The Scottish Chambers of Commerce and Transform Scotland have argued that the cut could put Scotland at a serious disadvantage by deterring investment.

In a briefing for MSPs, they said: “Scotland’s cities are recognised as key drivers of the Scottish economy and for the country and its regions to thrive and prosper in the 21st century a modern public transport system is essential.

“Apparent re-prioritisation and delay of many rail enhancements risks puts Scotland at a serious disadvantage to its competitors. Inward investors may well be deterred if they see the Government retreating from this promised investment.

“In marked contrast, the Westminster Government, following Scotland’s previous lead has just announced a huge raft of new rail investment across England and Wales. The message to the outside world could not be more clear.”

The Government said EGIP had always been intended to be built in stages.

Tell us what you think – have your say below, or email us directly at [email protected]
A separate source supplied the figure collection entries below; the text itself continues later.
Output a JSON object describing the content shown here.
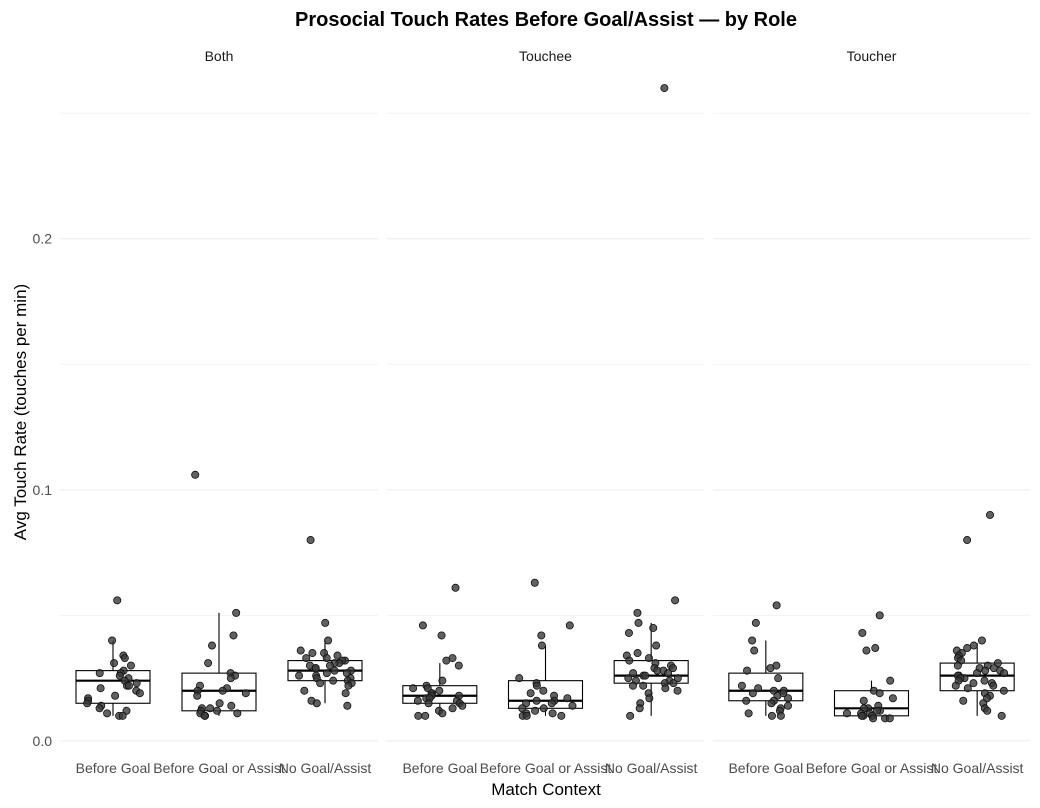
{
  "chart_data": {
    "type": "box",
    "title": "Prosocial Touch Rates Before Goal/Assist — by Role",
    "xlabel": "Match Context",
    "ylabel": "Avg Touch Rate (touches per min)",
    "ylim": [
      -0.006,
      0.268
    ],
    "y_ticks": [
      0.0,
      0.1,
      0.2
    ],
    "y_tick_labels": [
      "0.0",
      "0.1",
      "0.2"
    ],
    "y_minor_ticks": [
      0.05,
      0.15,
      0.25
    ],
    "grid": true,
    "categories": [
      "Before Goal",
      "Before Goal or Assist",
      "No Goal/Assist"
    ],
    "panels": [
      {
        "label": "Both",
        "boxes": [
          {
            "category": "Before Goal",
            "q1": 0.015,
            "median": 0.024,
            "q3": 0.028,
            "whisker_low": 0.01,
            "whisker_high": 0.04,
            "points": [
              0.056,
              0.04,
              0.034,
              0.033,
              0.031,
              0.03,
              0.028,
              0.027,
              0.026,
              0.025,
              0.024,
              0.023,
              0.022,
              0.021,
              0.02,
              0.019,
              0.018,
              0.017,
              0.016,
              0.015,
              0.014,
              0.013,
              0.012,
              0.011,
              0.01,
              0.01,
              0.027,
              0.022
            ]
          },
          {
            "category": "Before Goal or Assist",
            "q1": 0.012,
            "median": 0.02,
            "q3": 0.027,
            "whisker_low": 0.01,
            "whisker_high": 0.051,
            "points": [
              0.106,
              0.051,
              0.042,
              0.038,
              0.031,
              0.027,
              0.026,
              0.025,
              0.022,
              0.021,
              0.02,
              0.02,
              0.019,
              0.018,
              0.015,
              0.014,
              0.013,
              0.013,
              0.012,
              0.012,
              0.011,
              0.011,
              0.01,
              0.01
            ]
          },
          {
            "category": "No Goal/Assist",
            "q1": 0.024,
            "median": 0.028,
            "q3": 0.032,
            "whisker_low": 0.015,
            "whisker_high": 0.04,
            "points": [
              0.08,
              0.047,
              0.04,
              0.036,
              0.035,
              0.035,
              0.034,
              0.033,
              0.033,
              0.032,
              0.032,
              0.031,
              0.031,
              0.03,
              0.03,
              0.029,
              0.029,
              0.028,
              0.028,
              0.027,
              0.027,
              0.026,
              0.026,
              0.025,
              0.025,
              0.024,
              0.024,
              0.023,
              0.023,
              0.022,
              0.02,
              0.019,
              0.016,
              0.015,
              0.014
            ]
          }
        ]
      },
      {
        "label": "Touchee",
        "boxes": [
          {
            "category": "Before Goal",
            "q1": 0.015,
            "median": 0.018,
            "q3": 0.022,
            "whisker_low": 0.01,
            "whisker_high": 0.031,
            "points": [
              0.061,
              0.046,
              0.042,
              0.033,
              0.032,
              0.03,
              0.024,
              0.022,
              0.021,
              0.021,
              0.02,
              0.019,
              0.019,
              0.018,
              0.018,
              0.017,
              0.017,
              0.016,
              0.016,
              0.015,
              0.015,
              0.014,
              0.013,
              0.012,
              0.011,
              0.01,
              0.01
            ]
          },
          {
            "category": "Before Goal or Assist",
            "q1": 0.013,
            "median": 0.016,
            "q3": 0.024,
            "whisker_low": 0.01,
            "whisker_high": 0.038,
            "points": [
              0.063,
              0.046,
              0.042,
              0.038,
              0.025,
              0.023,
              0.022,
              0.02,
              0.019,
              0.018,
              0.017,
              0.016,
              0.016,
              0.015,
              0.015,
              0.014,
              0.013,
              0.013,
              0.012,
              0.011,
              0.011,
              0.01,
              0.01,
              0.01
            ]
          },
          {
            "category": "No Goal/Assist",
            "q1": 0.023,
            "median": 0.026,
            "q3": 0.032,
            "whisker_low": 0.01,
            "whisker_high": 0.047,
            "points": [
              0.26,
              0.056,
              0.051,
              0.047,
              0.045,
              0.043,
              0.038,
              0.035,
              0.034,
              0.033,
              0.032,
              0.031,
              0.03,
              0.029,
              0.029,
              0.028,
              0.028,
              0.027,
              0.027,
              0.026,
              0.026,
              0.025,
              0.025,
              0.024,
              0.024,
              0.023,
              0.023,
              0.022,
              0.022,
              0.021,
              0.02,
              0.019,
              0.017,
              0.015,
              0.013,
              0.01
            ]
          }
        ]
      },
      {
        "label": "Toucher",
        "boxes": [
          {
            "category": "Before Goal",
            "q1": 0.016,
            "median": 0.02,
            "q3": 0.027,
            "whisker_low": 0.01,
            "whisker_high": 0.04,
            "points": [
              0.054,
              0.047,
              0.04,
              0.036,
              0.03,
              0.029,
              0.028,
              0.025,
              0.022,
              0.021,
              0.02,
              0.02,
              0.019,
              0.019,
              0.018,
              0.017,
              0.016,
              0.016,
              0.015,
              0.014,
              0.013,
              0.012,
              0.011,
              0.01,
              0.01
            ]
          },
          {
            "category": "Before Goal or Assist",
            "q1": 0.01,
            "median": 0.013,
            "q3": 0.02,
            "whisker_low": 0.009,
            "whisker_high": 0.024,
            "points": [
              0.05,
              0.043,
              0.037,
              0.036,
              0.024,
              0.02,
              0.019,
              0.017,
              0.016,
              0.014,
              0.013,
              0.013,
              0.012,
              0.012,
              0.011,
              0.011,
              0.011,
              0.01,
              0.01,
              0.01,
              0.009,
              0.009,
              0.009
            ]
          },
          {
            "category": "No Goal/Assist",
            "q1": 0.02,
            "median": 0.026,
            "q3": 0.031,
            "whisker_low": 0.01,
            "whisker_high": 0.039,
            "points": [
              0.09,
              0.08,
              0.04,
              0.038,
              0.037,
              0.036,
              0.035,
              0.034,
              0.033,
              0.032,
              0.031,
              0.03,
              0.03,
              0.029,
              0.029,
              0.028,
              0.028,
              0.027,
              0.027,
              0.026,
              0.026,
              0.025,
              0.025,
              0.024,
              0.024,
              0.023,
              0.023,
              0.022,
              0.022,
              0.021,
              0.02,
              0.019,
              0.018,
              0.017,
              0.016,
              0.015,
              0.013,
              0.012,
              0.01
            ]
          }
        ]
      }
    ]
  }
}
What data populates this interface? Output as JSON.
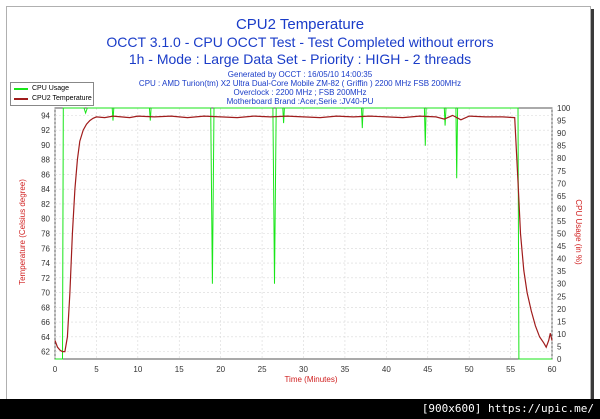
{
  "header": {
    "title": "CPU2 Temperature",
    "subtitle1": "OCCT 3.1.0 - CPU OCCT Test - Test Completed without errors",
    "subtitle2": "1h - Mode : Large Data Set - Priority : HIGH - 2 threads",
    "generated": "Generated by OCCT : 16/05/10 14:00:35",
    "cpu": "CPU : AMD Turion(tm) X2 Ultra Dual-Core Mobile ZM-82 ( Griffin ) 2200 MHz FSB 200MHz",
    "overclock": "Overclock : 2200 MHz ; FSB 200MHz",
    "motherboard": "Motherboard Brand :Acer,Serie :JV40-PU"
  },
  "legend": {
    "items": [
      {
        "label": "CPU Usage"
      },
      {
        "label": "CPU2 Temperature"
      }
    ]
  },
  "footer": {
    "text": "[900x600] https://upic.me/"
  },
  "colors": {
    "usage": "#19e619",
    "temp": "#a01c1c",
    "title": "#1a3cc8",
    "axis_left": "#d02020",
    "grid": "#d8d8d8"
  },
  "chart_data": {
    "type": "line",
    "xlabel": "Time (Minutes)",
    "ylabel_left": "Temperature (Celsius degree)",
    "ylabel_right": "CPU Usage (in %)",
    "xlim": [
      0,
      60
    ],
    "ylim_left": [
      61,
      95
    ],
    "ylim_right": [
      0,
      100
    ],
    "x_ticks": [
      0,
      5,
      10,
      15,
      20,
      25,
      30,
      35,
      40,
      45,
      50,
      55,
      60
    ],
    "y_left_ticks": [
      62,
      64,
      66,
      68,
      70,
      72,
      74,
      76,
      78,
      80,
      82,
      84,
      86,
      88,
      90,
      92,
      94
    ],
    "y_right_ticks": [
      0,
      5,
      10,
      15,
      20,
      25,
      30,
      35,
      40,
      45,
      50,
      55,
      60,
      65,
      70,
      75,
      80,
      85,
      90,
      95,
      100
    ],
    "grid": true,
    "legend_position": "top-left",
    "series": [
      {
        "name": "CPU2 Temperature",
        "axis": "left",
        "x": [
          0,
          0.3,
          0.6,
          0.9,
          1.2,
          1.5,
          1.8,
          2.1,
          2.4,
          2.7,
          3.0,
          3.4,
          3.8,
          4.2,
          4.6,
          5,
          6,
          7,
          8,
          9,
          10,
          12,
          14,
          16,
          18,
          20,
          22,
          24,
          26,
          28,
          30,
          32,
          34,
          36,
          38,
          40,
          42,
          44,
          46,
          47,
          48,
          49,
          50,
          52,
          54,
          55.5,
          55.9,
          56.2,
          56.6,
          57.0,
          57.5,
          58.0,
          58.5,
          59.0,
          59.3,
          59.6,
          59.8,
          60
        ],
        "y": [
          63.5,
          62.6,
          62.2,
          62.0,
          62.0,
          64.0,
          70.0,
          78.0,
          84.0,
          88.0,
          90.5,
          92.0,
          92.8,
          93.3,
          93.6,
          93.8,
          93.7,
          93.9,
          93.8,
          93.7,
          93.9,
          93.8,
          93.9,
          93.7,
          93.9,
          93.8,
          93.7,
          93.9,
          93.8,
          93.9,
          93.8,
          93.7,
          93.9,
          93.8,
          93.9,
          93.8,
          93.7,
          93.9,
          93.8,
          93.5,
          94.0,
          93.4,
          93.9,
          93.8,
          93.8,
          93.7,
          85.0,
          78.0,
          73.0,
          70.0,
          67.5,
          65.5,
          64.0,
          63.2,
          62.6,
          63.5,
          64.5,
          63.5
        ]
      },
      {
        "name": "CPU Usage",
        "axis": "right",
        "x": [
          0,
          0.9,
          1.0,
          1.2,
          1.4,
          2.0,
          2.6,
          3.5,
          3.7,
          3.9,
          5,
          6.9,
          7.0,
          7.1,
          9,
          11.4,
          11.5,
          11.6,
          14,
          18.8,
          19.0,
          19.2,
          22,
          26.3,
          26.5,
          26.7,
          27.5,
          27.6,
          27.7,
          32,
          37.0,
          37.1,
          37.2,
          40,
          44.6,
          44.7,
          44.8,
          47.0,
          47.1,
          47.2,
          48.4,
          48.5,
          48.6,
          52,
          55.9,
          56.0,
          56.1,
          58,
          60
        ],
        "y": [
          0,
          0,
          100,
          100,
          100,
          100,
          100,
          100,
          98,
          100,
          100,
          100,
          95,
          100,
          100,
          100,
          95,
          100,
          100,
          100,
          30,
          100,
          100,
          100,
          30,
          100,
          100,
          94,
          100,
          100,
          100,
          92,
          100,
          100,
          100,
          85,
          100,
          100,
          93,
          100,
          100,
          72,
          100,
          100,
          100,
          0,
          0,
          0,
          0
        ]
      }
    ]
  }
}
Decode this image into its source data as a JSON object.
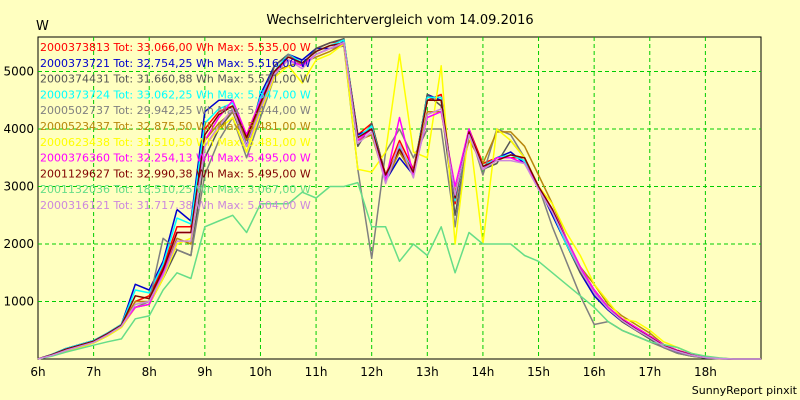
{
  "chart_data": {
    "type": "line",
    "title": "Wechselrichtervergleich vom 14.09.2016",
    "ylabel": "W",
    "footer": "SunnyReport pinxit",
    "ylim": [
      0,
      5600
    ],
    "xlim": [
      6,
      19
    ],
    "yticks": [
      1000,
      2000,
      3000,
      4000,
      5000
    ],
    "xticks": [
      6,
      7,
      8,
      9,
      10,
      11,
      12,
      13,
      14,
      15,
      16,
      17,
      18
    ],
    "xtick_labels": [
      "6h",
      "7h",
      "8h",
      "9h",
      "10h",
      "11h",
      "12h",
      "13h",
      "14h",
      "15h",
      "16h",
      "17h",
      "18h"
    ],
    "grid": true,
    "legend_position": "top-left",
    "x": [
      6,
      6.25,
      6.5,
      6.75,
      7,
      7.25,
      7.5,
      7.75,
      8,
      8.25,
      8.5,
      8.75,
      9,
      9.25,
      9.5,
      9.75,
      10,
      10.25,
      10.5,
      10.75,
      11,
      11.25,
      11.5,
      11.75,
      12,
      12.25,
      12.5,
      12.75,
      13,
      13.25,
      13.5,
      13.75,
      14,
      14.25,
      14.5,
      14.75,
      15,
      15.25,
      15.5,
      15.75,
      16,
      16.25,
      16.5,
      16.75,
      17,
      17.25,
      17.5,
      17.75,
      18,
      18.25,
      18.5,
      18.75,
      19
    ],
    "series": [
      {
        "name": "2000373813",
        "legend": "2000373813 Tot: 33.066,00 Wh Max: 5.535,00 W",
        "color": "#FF0000",
        "values": [
          0,
          80,
          180,
          250,
          320,
          450,
          600,
          1000,
          1100,
          1600,
          2300,
          2300,
          4000,
          4300,
          4400,
          3900,
          4500,
          5000,
          5300,
          5100,
          5400,
          5500,
          5535,
          3900,
          4100,
          3200,
          3800,
          3300,
          4500,
          4600,
          2700,
          4000,
          3400,
          3500,
          3500,
          3500,
          3000,
          2600,
          2000,
          1600,
          1200,
          900,
          700,
          550,
          400,
          250,
          150,
          80,
          30,
          10,
          0,
          0,
          0
        ]
      },
      {
        "name": "2000373721",
        "legend": "2000373721 Tot: 32.754,25 Wh Max: 5.516,00 W",
        "color": "#0000CC",
        "values": [
          0,
          80,
          180,
          250,
          320,
          450,
          600,
          1300,
          1200,
          1700,
          2600,
          2400,
          4300,
          4500,
          4500,
          3700,
          4600,
          5100,
          5300,
          5200,
          5400,
          5400,
          5516,
          3900,
          4000,
          3100,
          3500,
          3200,
          4600,
          4500,
          2800,
          4000,
          3300,
          3500,
          3600,
          3400,
          3000,
          2500,
          2000,
          1500,
          1100,
          850,
          650,
          500,
          350,
          200,
          120,
          60,
          20,
          5,
          0,
          0,
          0
        ]
      },
      {
        "name": "2000374431",
        "legend": "2000374431 Tot: 31.660,88 Wh Max: 5.571,00 W",
        "color": "#555555",
        "values": [
          0,
          70,
          160,
          230,
          300,
          430,
          580,
          900,
          950,
          1400,
          1900,
          1800,
          3500,
          4000,
          4300,
          3700,
          4300,
          5100,
          5300,
          5100,
          5400,
          5500,
          5571,
          3700,
          4100,
          3200,
          3600,
          3200,
          4600,
          4400,
          2500,
          3900,
          3300,
          3400,
          3800,
          3500,
          3000,
          2600,
          2000,
          1500,
          1200,
          900,
          650,
          500,
          350,
          200,
          100,
          50,
          20,
          5,
          0,
          0,
          0
        ]
      },
      {
        "name": "2000373724",
        "legend": "2000373724 Tot: 33.062,25 Wh Max: 5.547,00 W",
        "color": "#00FFFF",
        "values": [
          0,
          80,
          180,
          250,
          320,
          450,
          600,
          1200,
          1150,
          1650,
          2450,
          2350,
          4100,
          4350,
          4450,
          3800,
          4550,
          5000,
          5300,
          5150,
          5350,
          5450,
          5547,
          3850,
          4050,
          3150,
          3700,
          3250,
          4550,
          4550,
          2750,
          3950,
          3350,
          3500,
          3550,
          3450,
          3000,
          2550,
          2000,
          1550,
          1150,
          880,
          680,
          520,
          380,
          230,
          140,
          70,
          25,
          8,
          0,
          0,
          0
        ]
      },
      {
        "name": "2000502737",
        "legend": "2000502737 Tot: 29.942,25 Wh Max: 5.444,00 W",
        "color": "#808080",
        "values": [
          0,
          60,
          140,
          200,
          280,
          400,
          550,
          900,
          1000,
          2100,
          1900,
          1800,
          3200,
          3800,
          4200,
          3500,
          4200,
          4900,
          5300,
          5100,
          5300,
          5400,
          5444,
          3300,
          1750,
          3600,
          4000,
          3500,
          4000,
          4000,
          2300,
          4000,
          3200,
          4000,
          3900,
          3500,
          3000,
          2300,
          1700,
          1100,
          600,
          650,
          500,
          400,
          300,
          200,
          100,
          50,
          20,
          5,
          0,
          0,
          0
        ]
      },
      {
        "name": "2000523437",
        "legend": "2000523437 Tot: 32.875,50 Wh Max: 5.481,00 W",
        "color": "#B8860B",
        "values": [
          0,
          70,
          160,
          230,
          300,
          430,
          580,
          1000,
          1000,
          1500,
          2100,
          2000,
          3800,
          4100,
          4300,
          3800,
          4400,
          5000,
          5100,
          5150,
          5250,
          5350,
          5481,
          3800,
          3900,
          3100,
          3600,
          3200,
          4300,
          4300,
          2900,
          3800,
          3400,
          3950,
          3950,
          3700,
          3200,
          2700,
          2100,
          1600,
          1300,
          950,
          750,
          600,
          450,
          250,
          150,
          80,
          30,
          10,
          0,
          0,
          0
        ]
      },
      {
        "name": "2000623438",
        "legend": "2000623438 Tot: 31.510,50 Wh Max: 5.481,00 W",
        "color": "#FFFF00",
        "values": [
          0,
          60,
          140,
          200,
          280,
          400,
          550,
          900,
          950,
          1400,
          2000,
          2100,
          3700,
          4000,
          4200,
          3600,
          4300,
          4900,
          5100,
          4800,
          5200,
          5300,
          5481,
          3300,
          3250,
          3600,
          5300,
          3600,
          3500,
          5100,
          2000,
          4000,
          2000,
          4000,
          3800,
          3500,
          3000,
          2700,
          2200,
          1800,
          1300,
          1000,
          700,
          650,
          500,
          300,
          200,
          100,
          40,
          10,
          0,
          0,
          0
        ]
      },
      {
        "name": "2000376360",
        "legend": "2000376360 Tot: 32.254,13 Wh Max: 5.495,00 W",
        "color": "#FF00FF",
        "values": [
          0,
          70,
          160,
          230,
          300,
          430,
          580,
          900,
          950,
          1500,
          2200,
          2200,
          3800,
          4200,
          4500,
          3900,
          4500,
          5000,
          5200,
          5100,
          5300,
          5400,
          5495,
          3800,
          4000,
          3100,
          4200,
          3200,
          4200,
          4300,
          3000,
          4000,
          3300,
          3500,
          3500,
          3400,
          3000,
          2600,
          2100,
          1600,
          1200,
          900,
          700,
          550,
          400,
          250,
          150,
          80,
          30,
          10,
          0,
          0,
          0
        ]
      },
      {
        "name": "2001129627",
        "legend": "2001129627 Tot: 32.990,38 Wh Max: 5.495,00 W",
        "color": "#800000",
        "values": [
          0,
          75,
          170,
          240,
          310,
          440,
          590,
          1100,
          1050,
          1550,
          2200,
          2200,
          3900,
          4250,
          4400,
          3850,
          4450,
          5000,
          5250,
          5150,
          5350,
          5450,
          5495,
          3850,
          4000,
          3200,
          3650,
          3250,
          4500,
          4500,
          2800,
          3950,
          3350,
          3450,
          3550,
          3500,
          3000,
          2600,
          2050,
          1550,
          1150,
          870,
          680,
          520,
          380,
          230,
          140,
          70,
          25,
          8,
          0,
          0,
          0
        ]
      },
      {
        "name": "2001132036",
        "legend": "2001132036 Tot: 18.510,25 Wh Max: 3.067,00 W",
        "color": "#66DD88",
        "values": [
          0,
          50,
          120,
          180,
          240,
          300,
          350,
          700,
          750,
          1200,
          1500,
          1400,
          2300,
          2400,
          2500,
          2200,
          2700,
          2700,
          2700,
          2900,
          2800,
          3000,
          3000,
          3067,
          2300,
          2300,
          1700,
          2000,
          1800,
          2300,
          1500,
          2200,
          2000,
          2000,
          2000,
          1800,
          1700,
          1500,
          1300,
          1100,
          900,
          650,
          500,
          400,
          300,
          250,
          200,
          100,
          50,
          20,
          0,
          0,
          0
        ]
      },
      {
        "name": "2000316121",
        "legend": "2000316121 Tot: 31.717,38 Wh Max: 5.504,00 W",
        "color": "#CC88DD",
        "values": [
          0,
          65,
          150,
          220,
          290,
          420,
          570,
          950,
          1000,
          1450,
          2050,
          2050,
          3700,
          4050,
          4350,
          3700,
          4350,
          4950,
          5200,
          5050,
          5300,
          5400,
          5504,
          3750,
          3950,
          3050,
          3750,
          3150,
          4250,
          4350,
          2850,
          3900,
          3300,
          3450,
          3450,
          3400,
          2950,
          2550,
          2050,
          1550,
          1150,
          870,
          670,
          510,
          370,
          220,
          130,
          65,
          25,
          8,
          0,
          0,
          0
        ]
      }
    ]
  }
}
Ricp   24/09/2012 at 12:58

EGIP was a bold initiative to electrify the main routes across the 'Scottish Midland Valley' as I was taught for O level in the 60s. I saw the excellent Glasgow Blue Trains, brilliantly marketed, but their flair was diluted as services were pruned, the Caledonian Blue was replaced by drab rail blue and in time lost its identity until Strathclyde adopted it's red and cream colours, another style being abandoned. But the new St Andrew's Blue 'Saltire' styling is being applied across the system, to be accompanied by a new generation of electric trains, a super new improved railway. BUT, a big BUT, this is all expensive, so let's see what we can cut? Not a good idea - phase yes; cut no! 1 A to B is finished and there is a new service linking what were coal mining communities 50 years ago, lots of clunky old chuffers pulling rusty coal wagons around Bathgate, with Austin Leyland vans being the new growth industry. How long did that factory last? The restored link with modern electric trains every 15 or 30 minutes is a major boost to economic growth in the communities the line serves. Airdrie has a link to the East. 2. Queen St to Waverley via Falkirk High. The obvious fast route, but why have the proponents said all trains must go via High, when traditionally trains alternated via the two Falkirk stations, every 30 minutes. This is an acceptable frequency. So Plan B is wire via Falkirk High, and then wire up the loop to Grahamston. 3. Sort out the links from Glasgow and Springburn to Cumbernauld and Falkirk. The benefits of this scheme is that it completes an electrified route from Falkirk to Motherwell, and so the Grangemouth freight link could be included. 4. Holytown to Midcalder Jct. Where? I hear you say! This completes the third route from Glasgow to Edinburgh via Shotts, where a mix of fast and stopping trains would complement the Airdrie - Bathgate Route. 5. Lastly work north from Falkirk to Stirling and Dunblane, and finally to Alloa. If these schemes were done, one after the other, the schemes become affordable and deliverable, and boosts mobility and so economic activity.